Due to dwindling funds, the federal government’s program for free or discounted broadband is closing applications next week.
After Feb. 7, the Federal Communications Commission says it will no longer enroll new applicants into the Affordable Connectivity Program, or ACP, unless Congress approves additional funding.
The ACP was created in 2021 as part of the $1.2 trillion bipartisan Infrastructure Investment and Jobs Act. The goal was to expand broadband internet access to millions of low-income Americans who either lack internet access entirely or do not have a stable connection.
The program subsidizes the cost of monthly internet bills by up to $30 (or $75 on tribal lands). After the ACP rolled out, several internet providers created $30-a-month plans, in effect giving free internet to folks who were approved for the government program.
Why the Affordable Connectivity Program could end soon
Over 22 million Americans have signed up for the ACP so far, according to federal figures, but the $14.2 billion that was allotted by the bipartisan infrastructure deal is running dry.
“We now appear on the brink of letting that success slip away,” FCC Chairwoman Jessica Rosenworcel said in an announcement early this month.
Next week, the FCC will close applications. Beneficiaries who are approved for the ACP subsidy and signed up in an internet plan by Feb. 7 will continue receiving the discount until funds completely run out, which could be as soon as April, according to FCC estimates. Advocates say the remaining money will deplete by May at the latest without additional funding.
After that happens, internet bills will increase by up to $30 per month for those enrolled. Internet service providers are required to clearly demonstrate on customers' bills how their monthly charges will be affected once the program ends.
Both FCC officials and advocacy groups have been raising the alarm over the looming cliff: “Disconnecting millions of families from their jobs, schools, markets and information is not the solution,” Rosenworcel said. “We have come too far with the ACP to turn back.”
Earlier this month, a bipartisan group of lawmakers introduced the Affordable Connectivity Program Extension Act in both chambers of Congress.
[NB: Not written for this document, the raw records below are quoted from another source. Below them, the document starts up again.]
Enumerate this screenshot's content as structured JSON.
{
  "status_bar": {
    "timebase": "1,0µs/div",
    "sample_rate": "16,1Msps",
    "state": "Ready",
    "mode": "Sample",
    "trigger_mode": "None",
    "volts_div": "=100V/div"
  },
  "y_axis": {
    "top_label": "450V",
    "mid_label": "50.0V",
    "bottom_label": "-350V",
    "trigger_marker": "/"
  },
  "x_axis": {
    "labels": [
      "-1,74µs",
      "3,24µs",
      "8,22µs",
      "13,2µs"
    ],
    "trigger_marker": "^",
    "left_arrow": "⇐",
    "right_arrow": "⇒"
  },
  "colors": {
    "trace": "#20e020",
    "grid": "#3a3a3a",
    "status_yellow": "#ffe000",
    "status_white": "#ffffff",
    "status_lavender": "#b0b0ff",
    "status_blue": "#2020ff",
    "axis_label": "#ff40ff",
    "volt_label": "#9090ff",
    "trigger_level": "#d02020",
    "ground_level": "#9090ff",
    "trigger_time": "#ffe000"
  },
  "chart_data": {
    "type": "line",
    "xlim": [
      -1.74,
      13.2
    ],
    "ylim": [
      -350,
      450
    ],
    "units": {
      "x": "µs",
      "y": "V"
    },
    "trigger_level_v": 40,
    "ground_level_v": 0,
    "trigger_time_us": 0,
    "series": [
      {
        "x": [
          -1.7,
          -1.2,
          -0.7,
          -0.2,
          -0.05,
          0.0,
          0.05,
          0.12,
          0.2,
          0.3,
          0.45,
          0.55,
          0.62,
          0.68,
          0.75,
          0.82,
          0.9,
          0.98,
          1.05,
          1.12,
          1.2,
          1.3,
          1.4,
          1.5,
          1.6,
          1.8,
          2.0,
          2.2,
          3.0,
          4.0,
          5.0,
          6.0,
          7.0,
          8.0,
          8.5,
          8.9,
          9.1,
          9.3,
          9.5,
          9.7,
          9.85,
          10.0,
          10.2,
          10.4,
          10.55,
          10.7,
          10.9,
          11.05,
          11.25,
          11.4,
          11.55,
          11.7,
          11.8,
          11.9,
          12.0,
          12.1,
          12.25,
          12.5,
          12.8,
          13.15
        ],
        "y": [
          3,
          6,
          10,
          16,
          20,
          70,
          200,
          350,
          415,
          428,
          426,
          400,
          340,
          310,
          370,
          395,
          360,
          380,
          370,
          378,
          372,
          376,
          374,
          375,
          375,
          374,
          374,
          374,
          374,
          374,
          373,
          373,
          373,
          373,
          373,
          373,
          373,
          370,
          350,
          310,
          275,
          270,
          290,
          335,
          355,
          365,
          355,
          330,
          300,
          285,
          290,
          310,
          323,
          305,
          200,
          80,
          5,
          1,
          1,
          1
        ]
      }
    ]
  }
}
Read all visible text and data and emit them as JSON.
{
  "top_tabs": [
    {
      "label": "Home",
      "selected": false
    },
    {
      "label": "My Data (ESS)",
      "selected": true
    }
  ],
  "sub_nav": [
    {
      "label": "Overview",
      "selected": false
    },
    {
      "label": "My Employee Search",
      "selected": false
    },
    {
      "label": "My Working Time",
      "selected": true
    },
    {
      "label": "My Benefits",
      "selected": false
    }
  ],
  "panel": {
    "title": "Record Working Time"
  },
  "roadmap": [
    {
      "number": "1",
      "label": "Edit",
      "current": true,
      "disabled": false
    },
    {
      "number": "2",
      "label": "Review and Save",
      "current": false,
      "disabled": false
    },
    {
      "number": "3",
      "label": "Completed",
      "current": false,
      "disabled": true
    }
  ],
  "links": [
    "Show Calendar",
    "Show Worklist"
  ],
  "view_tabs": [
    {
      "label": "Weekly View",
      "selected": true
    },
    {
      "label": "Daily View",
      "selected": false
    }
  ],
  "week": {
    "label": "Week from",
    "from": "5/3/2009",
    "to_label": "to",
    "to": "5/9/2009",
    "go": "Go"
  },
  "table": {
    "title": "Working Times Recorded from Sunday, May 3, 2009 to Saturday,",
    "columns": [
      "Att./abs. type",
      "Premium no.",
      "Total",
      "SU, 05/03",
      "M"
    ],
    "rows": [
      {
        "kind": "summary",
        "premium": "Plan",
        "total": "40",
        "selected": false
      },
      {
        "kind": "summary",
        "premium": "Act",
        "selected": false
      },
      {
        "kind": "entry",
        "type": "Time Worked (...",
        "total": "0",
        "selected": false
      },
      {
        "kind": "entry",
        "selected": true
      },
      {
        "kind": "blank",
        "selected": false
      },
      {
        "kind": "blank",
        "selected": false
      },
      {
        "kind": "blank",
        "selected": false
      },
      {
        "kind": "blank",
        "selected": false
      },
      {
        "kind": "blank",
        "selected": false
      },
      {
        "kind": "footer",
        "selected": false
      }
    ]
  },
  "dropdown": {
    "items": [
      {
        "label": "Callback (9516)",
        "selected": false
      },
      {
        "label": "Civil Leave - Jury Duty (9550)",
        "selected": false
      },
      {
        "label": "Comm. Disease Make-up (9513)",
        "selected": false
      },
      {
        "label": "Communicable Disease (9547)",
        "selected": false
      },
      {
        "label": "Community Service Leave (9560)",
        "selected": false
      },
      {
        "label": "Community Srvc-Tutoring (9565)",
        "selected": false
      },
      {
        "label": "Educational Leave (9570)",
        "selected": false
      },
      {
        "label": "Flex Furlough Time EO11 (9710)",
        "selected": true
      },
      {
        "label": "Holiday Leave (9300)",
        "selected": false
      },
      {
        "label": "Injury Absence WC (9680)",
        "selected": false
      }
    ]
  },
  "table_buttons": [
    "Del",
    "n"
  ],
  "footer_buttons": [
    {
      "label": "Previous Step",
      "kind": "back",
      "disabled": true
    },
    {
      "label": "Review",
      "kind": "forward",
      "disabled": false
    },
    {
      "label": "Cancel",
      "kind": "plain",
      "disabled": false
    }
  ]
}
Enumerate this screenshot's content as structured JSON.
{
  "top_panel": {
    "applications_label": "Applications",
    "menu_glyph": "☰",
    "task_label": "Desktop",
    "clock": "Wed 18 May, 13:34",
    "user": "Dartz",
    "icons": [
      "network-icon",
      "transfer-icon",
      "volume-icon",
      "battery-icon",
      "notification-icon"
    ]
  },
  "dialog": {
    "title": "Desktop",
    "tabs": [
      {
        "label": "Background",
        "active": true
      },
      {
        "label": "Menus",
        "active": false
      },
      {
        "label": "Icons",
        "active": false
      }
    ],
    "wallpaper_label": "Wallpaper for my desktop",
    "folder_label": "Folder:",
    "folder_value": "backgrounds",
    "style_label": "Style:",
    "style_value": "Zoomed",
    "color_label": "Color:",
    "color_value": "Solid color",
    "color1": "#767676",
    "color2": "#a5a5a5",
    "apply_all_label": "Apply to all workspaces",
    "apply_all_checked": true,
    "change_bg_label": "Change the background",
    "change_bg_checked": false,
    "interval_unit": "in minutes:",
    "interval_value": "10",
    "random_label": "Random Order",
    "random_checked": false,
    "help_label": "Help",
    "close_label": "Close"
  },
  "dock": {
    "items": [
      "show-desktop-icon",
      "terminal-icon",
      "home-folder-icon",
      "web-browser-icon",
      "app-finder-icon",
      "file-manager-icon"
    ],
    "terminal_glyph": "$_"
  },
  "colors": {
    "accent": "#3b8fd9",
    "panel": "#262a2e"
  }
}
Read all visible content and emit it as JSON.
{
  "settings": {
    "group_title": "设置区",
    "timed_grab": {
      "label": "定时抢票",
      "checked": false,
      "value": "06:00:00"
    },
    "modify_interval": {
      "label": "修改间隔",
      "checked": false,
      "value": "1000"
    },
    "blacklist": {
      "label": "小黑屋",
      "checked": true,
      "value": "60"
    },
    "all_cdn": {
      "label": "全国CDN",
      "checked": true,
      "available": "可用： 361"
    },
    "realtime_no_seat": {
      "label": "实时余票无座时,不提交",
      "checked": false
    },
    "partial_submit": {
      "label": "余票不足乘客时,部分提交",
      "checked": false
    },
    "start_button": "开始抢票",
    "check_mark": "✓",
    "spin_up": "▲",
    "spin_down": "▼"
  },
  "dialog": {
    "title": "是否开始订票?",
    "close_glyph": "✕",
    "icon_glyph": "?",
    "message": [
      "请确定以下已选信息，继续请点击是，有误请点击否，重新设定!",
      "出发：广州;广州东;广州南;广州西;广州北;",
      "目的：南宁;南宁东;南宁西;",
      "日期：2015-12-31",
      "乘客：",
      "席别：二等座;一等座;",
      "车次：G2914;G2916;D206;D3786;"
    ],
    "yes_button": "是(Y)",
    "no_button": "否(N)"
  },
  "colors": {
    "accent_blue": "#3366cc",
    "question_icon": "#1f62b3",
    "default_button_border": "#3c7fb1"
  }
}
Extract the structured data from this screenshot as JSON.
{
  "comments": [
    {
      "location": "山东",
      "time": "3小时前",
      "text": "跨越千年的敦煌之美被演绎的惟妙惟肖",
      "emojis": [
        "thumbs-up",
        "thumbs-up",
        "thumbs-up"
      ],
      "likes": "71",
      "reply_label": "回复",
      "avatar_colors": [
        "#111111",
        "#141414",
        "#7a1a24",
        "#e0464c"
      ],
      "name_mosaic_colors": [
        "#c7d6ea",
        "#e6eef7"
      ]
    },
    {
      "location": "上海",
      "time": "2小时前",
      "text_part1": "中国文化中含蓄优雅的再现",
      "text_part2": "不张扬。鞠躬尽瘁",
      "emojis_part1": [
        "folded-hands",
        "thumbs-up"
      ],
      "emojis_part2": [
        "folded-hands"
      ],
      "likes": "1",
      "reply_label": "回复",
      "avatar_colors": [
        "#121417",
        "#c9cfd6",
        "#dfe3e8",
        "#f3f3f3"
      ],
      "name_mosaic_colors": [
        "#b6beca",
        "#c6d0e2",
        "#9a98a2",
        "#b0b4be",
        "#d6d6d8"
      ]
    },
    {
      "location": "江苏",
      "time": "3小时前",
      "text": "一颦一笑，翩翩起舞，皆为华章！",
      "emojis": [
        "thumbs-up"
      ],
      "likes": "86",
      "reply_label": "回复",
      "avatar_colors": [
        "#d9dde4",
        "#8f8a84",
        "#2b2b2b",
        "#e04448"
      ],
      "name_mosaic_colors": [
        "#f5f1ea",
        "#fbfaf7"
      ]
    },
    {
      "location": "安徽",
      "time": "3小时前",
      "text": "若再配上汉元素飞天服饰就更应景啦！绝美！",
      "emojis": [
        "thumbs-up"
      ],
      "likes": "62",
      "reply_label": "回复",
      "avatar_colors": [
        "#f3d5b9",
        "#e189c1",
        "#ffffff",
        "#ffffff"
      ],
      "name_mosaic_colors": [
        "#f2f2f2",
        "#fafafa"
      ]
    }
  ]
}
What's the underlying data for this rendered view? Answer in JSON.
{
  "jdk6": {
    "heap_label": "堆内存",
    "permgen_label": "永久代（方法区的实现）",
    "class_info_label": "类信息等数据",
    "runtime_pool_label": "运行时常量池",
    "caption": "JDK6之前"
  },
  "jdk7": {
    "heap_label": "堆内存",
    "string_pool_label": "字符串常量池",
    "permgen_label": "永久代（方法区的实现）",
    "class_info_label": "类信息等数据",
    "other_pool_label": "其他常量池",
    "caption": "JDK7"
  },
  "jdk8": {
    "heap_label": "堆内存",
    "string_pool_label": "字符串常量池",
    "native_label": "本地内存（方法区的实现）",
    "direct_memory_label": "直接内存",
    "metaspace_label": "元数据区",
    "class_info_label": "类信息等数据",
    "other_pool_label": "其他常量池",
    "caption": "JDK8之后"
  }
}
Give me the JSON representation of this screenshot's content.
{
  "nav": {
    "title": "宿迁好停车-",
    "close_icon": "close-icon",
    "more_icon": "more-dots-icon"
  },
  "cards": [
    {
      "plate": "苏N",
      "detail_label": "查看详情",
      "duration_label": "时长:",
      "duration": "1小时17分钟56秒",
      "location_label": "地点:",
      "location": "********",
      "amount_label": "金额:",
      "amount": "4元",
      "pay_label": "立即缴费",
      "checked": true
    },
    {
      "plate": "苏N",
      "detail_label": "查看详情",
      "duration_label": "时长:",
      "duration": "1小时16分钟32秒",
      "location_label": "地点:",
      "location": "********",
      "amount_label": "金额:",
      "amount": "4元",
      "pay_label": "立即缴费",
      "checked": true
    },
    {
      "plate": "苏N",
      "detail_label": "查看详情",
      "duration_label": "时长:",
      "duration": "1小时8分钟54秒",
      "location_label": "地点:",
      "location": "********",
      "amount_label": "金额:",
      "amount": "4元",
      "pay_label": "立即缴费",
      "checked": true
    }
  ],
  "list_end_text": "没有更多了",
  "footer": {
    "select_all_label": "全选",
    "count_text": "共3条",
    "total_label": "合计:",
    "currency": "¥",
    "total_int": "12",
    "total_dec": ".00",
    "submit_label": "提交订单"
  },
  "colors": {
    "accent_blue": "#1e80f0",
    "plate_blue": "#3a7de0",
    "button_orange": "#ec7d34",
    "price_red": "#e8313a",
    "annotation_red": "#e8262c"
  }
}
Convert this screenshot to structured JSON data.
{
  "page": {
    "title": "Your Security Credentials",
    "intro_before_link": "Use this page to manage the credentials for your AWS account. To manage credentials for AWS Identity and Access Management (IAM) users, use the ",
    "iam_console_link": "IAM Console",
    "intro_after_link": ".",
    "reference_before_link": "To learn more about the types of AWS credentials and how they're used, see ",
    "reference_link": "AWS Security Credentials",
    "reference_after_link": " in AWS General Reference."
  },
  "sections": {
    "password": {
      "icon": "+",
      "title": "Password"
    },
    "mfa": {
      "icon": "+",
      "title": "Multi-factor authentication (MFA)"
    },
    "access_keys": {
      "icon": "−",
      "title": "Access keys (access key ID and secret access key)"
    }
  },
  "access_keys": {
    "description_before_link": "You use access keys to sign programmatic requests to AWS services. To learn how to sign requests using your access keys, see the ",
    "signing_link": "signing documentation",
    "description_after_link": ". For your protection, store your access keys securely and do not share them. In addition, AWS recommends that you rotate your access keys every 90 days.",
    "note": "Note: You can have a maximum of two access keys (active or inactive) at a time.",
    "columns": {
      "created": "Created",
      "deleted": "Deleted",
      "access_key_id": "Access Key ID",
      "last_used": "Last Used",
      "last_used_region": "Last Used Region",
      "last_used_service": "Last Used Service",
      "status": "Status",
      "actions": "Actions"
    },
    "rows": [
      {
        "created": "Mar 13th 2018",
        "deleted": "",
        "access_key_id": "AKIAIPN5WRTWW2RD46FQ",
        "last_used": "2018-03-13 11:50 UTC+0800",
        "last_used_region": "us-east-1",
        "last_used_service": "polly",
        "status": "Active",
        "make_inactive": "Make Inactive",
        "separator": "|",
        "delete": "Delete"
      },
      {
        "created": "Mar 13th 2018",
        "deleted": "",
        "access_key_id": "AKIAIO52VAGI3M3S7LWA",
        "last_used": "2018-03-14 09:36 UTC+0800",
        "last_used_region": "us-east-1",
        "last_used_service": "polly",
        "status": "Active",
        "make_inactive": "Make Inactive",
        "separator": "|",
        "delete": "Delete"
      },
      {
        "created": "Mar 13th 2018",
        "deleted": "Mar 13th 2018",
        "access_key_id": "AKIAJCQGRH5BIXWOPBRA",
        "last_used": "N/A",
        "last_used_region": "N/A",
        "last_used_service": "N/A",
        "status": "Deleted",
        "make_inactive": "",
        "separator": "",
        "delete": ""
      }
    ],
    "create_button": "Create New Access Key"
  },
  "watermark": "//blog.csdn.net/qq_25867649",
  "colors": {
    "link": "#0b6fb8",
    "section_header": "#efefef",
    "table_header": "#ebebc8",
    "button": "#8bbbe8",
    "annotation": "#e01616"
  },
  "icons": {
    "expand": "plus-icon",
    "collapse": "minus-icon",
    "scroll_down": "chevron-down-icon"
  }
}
The proposal seeks to infuse the ACP with $7 billion. So far, the bill has garnered broad support from over 400 groups — including many major telecom companies as well as the AARP and the American Civil Liberties Union — but has not yet come up to a vote in either chamber.
Broadband internet access is essential for modern life, according to Emily Drabinski, the president of the nonprofit American Library Association.
“If Congress lets this program expire, it’s deliberately deciding to imperil the best shot we have at closing the digital divide and truly connecting everyone to broadband,” she wrote in a recent editorial.
ACP enrollment hiccups
Despite providing broadband discounts to tons of low-income Americans, the ACP has been plagued by stringent qualifications and a lengthy application process.
Evan Marwell, founder of the nonprofit Education Super Highway, wrote in a report on ACP enrollment that adoption rates are “critically low.” Some 52 million Americans could qualify for the ACP, according to the latest enrollment figures from the organization, but only 43% have signed up nationally.
Several states have adoption rates far below the national average.
In North Dakota, for instance, only 14% of eligible households are enrolled in the ACP — the lowest adoption rate in the country. South Dakota isn’t far behind, with an enrollment rate of 17%. And less than 1 in 4 eligible residents in Idaho, Utah, Vermont, New Hampshire and Alaska have signed up for the ACP.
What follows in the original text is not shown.